Ferruccio Busoni
Ferruccio Busoni
“Esbozo de una nueva estética de la música”
Editorial Doble J, 2009
Según el célebre pianista Glenn Gould, la estética musical del siglo XX empieza verdaderamente en Ferruccio Busoni (1866-1924). Hoy semiolvidado, este compositor y musicólogo influyó notoriamente en las nuevas formas musicales que revolucionaron los inicios del siglo pasado: Arnold Schoenberg, Edgar Varese, Béla Bartók y en parte también el primer Igor Stravinsky son algunos de sus deudores, aunque el primero sería el más cercano al proceder de las doctrinas teóricas del autor. De hecho, el propio Schoenberg conservaba un ejemplar de este Esbozo de una nueva estética de la música profusamente anotado y que se ha tomado como referente para esta nueva edición. Se trata de la primera traducción española, lo cual tiene su enjundia, pues el original data de ¡1907!

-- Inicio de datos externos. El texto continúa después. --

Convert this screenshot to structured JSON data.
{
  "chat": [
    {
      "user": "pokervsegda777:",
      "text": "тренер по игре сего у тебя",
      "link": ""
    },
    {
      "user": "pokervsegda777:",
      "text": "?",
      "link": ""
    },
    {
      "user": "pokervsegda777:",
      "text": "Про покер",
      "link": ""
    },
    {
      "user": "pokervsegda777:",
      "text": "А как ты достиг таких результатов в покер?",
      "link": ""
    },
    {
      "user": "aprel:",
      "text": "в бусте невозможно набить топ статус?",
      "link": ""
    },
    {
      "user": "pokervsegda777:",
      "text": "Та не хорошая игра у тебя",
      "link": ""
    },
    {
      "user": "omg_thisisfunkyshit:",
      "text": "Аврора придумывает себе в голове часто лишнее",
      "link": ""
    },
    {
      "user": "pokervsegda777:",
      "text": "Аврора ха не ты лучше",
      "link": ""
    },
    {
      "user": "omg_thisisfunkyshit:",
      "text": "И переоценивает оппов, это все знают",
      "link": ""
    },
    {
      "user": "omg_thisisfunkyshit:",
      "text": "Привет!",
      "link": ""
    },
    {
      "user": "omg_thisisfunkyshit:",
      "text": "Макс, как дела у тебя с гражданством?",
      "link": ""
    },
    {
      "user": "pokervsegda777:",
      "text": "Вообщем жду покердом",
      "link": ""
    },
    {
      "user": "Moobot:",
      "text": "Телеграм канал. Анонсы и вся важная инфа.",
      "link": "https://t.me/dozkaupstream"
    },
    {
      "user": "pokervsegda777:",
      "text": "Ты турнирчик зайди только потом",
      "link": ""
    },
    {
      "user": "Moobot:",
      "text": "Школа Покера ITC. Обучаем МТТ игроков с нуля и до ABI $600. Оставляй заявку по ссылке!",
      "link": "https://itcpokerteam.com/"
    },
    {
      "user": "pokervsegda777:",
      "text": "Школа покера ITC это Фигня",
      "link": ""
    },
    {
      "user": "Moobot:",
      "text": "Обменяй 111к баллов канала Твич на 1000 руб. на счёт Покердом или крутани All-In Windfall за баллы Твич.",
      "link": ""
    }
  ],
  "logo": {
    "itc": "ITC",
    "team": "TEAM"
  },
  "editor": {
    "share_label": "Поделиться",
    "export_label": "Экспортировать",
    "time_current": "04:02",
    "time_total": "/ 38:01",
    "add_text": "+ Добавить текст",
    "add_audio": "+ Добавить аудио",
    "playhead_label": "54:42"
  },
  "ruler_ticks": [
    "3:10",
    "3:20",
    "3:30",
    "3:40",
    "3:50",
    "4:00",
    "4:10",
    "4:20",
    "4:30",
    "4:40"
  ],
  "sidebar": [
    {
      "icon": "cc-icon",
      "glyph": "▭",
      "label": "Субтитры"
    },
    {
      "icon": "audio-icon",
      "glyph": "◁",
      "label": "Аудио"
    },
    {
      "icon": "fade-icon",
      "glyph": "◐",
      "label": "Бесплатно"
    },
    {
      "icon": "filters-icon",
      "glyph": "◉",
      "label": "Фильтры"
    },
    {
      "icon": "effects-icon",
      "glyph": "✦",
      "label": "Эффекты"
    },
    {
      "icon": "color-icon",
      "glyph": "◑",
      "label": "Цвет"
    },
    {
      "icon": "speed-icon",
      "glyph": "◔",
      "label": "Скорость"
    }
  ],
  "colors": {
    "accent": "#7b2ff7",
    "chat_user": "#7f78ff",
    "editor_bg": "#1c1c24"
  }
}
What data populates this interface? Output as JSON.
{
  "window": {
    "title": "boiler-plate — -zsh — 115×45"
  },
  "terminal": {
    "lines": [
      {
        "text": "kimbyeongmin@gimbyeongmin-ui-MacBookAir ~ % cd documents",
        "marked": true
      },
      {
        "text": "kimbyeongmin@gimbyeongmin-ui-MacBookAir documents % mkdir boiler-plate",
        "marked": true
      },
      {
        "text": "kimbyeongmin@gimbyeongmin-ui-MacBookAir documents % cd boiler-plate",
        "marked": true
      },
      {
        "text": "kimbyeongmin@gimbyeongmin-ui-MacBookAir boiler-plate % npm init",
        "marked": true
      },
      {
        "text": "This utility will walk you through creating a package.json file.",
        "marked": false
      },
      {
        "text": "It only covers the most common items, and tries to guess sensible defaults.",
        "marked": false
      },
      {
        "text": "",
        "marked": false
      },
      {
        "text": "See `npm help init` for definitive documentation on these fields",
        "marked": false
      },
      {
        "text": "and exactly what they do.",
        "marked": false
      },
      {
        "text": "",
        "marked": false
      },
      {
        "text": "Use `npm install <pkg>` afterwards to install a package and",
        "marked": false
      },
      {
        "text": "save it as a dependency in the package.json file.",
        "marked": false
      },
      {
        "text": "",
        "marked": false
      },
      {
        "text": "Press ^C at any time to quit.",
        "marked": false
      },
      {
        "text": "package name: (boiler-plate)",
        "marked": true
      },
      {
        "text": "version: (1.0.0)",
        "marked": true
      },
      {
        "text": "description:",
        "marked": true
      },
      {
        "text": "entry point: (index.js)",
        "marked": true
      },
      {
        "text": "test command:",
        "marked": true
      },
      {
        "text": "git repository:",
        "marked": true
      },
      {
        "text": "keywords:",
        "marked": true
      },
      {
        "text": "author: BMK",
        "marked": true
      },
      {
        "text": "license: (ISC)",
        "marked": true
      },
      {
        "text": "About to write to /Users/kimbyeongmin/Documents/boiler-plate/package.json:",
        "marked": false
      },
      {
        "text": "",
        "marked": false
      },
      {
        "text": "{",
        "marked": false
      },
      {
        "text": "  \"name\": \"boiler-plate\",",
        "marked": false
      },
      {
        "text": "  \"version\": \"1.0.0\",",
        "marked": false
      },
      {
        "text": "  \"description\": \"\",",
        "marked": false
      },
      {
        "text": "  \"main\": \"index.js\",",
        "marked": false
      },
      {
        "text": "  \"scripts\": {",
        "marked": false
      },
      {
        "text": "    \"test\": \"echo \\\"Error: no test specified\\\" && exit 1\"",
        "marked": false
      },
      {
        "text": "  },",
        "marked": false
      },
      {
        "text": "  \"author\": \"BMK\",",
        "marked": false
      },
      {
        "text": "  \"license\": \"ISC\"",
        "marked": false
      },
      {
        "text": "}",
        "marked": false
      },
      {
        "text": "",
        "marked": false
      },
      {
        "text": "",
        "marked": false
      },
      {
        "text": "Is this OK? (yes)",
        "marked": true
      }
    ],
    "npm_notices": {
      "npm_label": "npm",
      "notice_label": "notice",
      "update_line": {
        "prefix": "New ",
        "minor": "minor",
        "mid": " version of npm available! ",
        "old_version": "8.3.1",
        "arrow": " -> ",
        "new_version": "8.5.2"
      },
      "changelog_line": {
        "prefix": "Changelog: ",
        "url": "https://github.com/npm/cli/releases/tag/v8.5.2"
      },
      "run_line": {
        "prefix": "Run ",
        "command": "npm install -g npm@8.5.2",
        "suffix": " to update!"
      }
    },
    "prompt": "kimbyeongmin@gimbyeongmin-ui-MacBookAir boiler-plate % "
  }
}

¿Qué ha pasado todo este tiempo?, ¿qué razones llevaron a ahogar a Busoni entre visos de olvido? Pues se nos ocurren un buen puñado, pero la primera es el tan temido conservadurismo de Conservatorio –¿adivinan por qué ese nombre para las academias de la música culta?–. Un revolucionario, en la época de Busoni, podía incitar a la anarquía (hoy a la aparición estelar en varios programas de TV y adiós). Y a tenor de lo conseguido por su más aventajado alumno, el citado Schoenberg, ¡vaya si fue demoledora la sombra del maestro! Aunque, ateniéndose al principio alemán del “Destruir para construir” –Einsturzende Neubauten, como el grupo de Blixa Bargeld–, habían de entenderse los cimientos de la tradición para romper con ella y liberar a la música de sus ataduras. Por eso, sin dejar de ser idealista (y algo cauto), Busoni tan sólo se limita en su libelo a dar argumentos para urdir la necesidad de cambios no sólo en la manera de componer, sino también de interpretar y, lo que es más importante para los melómanos, escuchar la nueva música. En ese aspecto, Busoni fue un sabio adelantado. Concebía tan íntimamente ligada a la experiencia musical la tecnología misma de producción (y reproducción) de la música como la actitud y la función social de la música para dotarla de significado.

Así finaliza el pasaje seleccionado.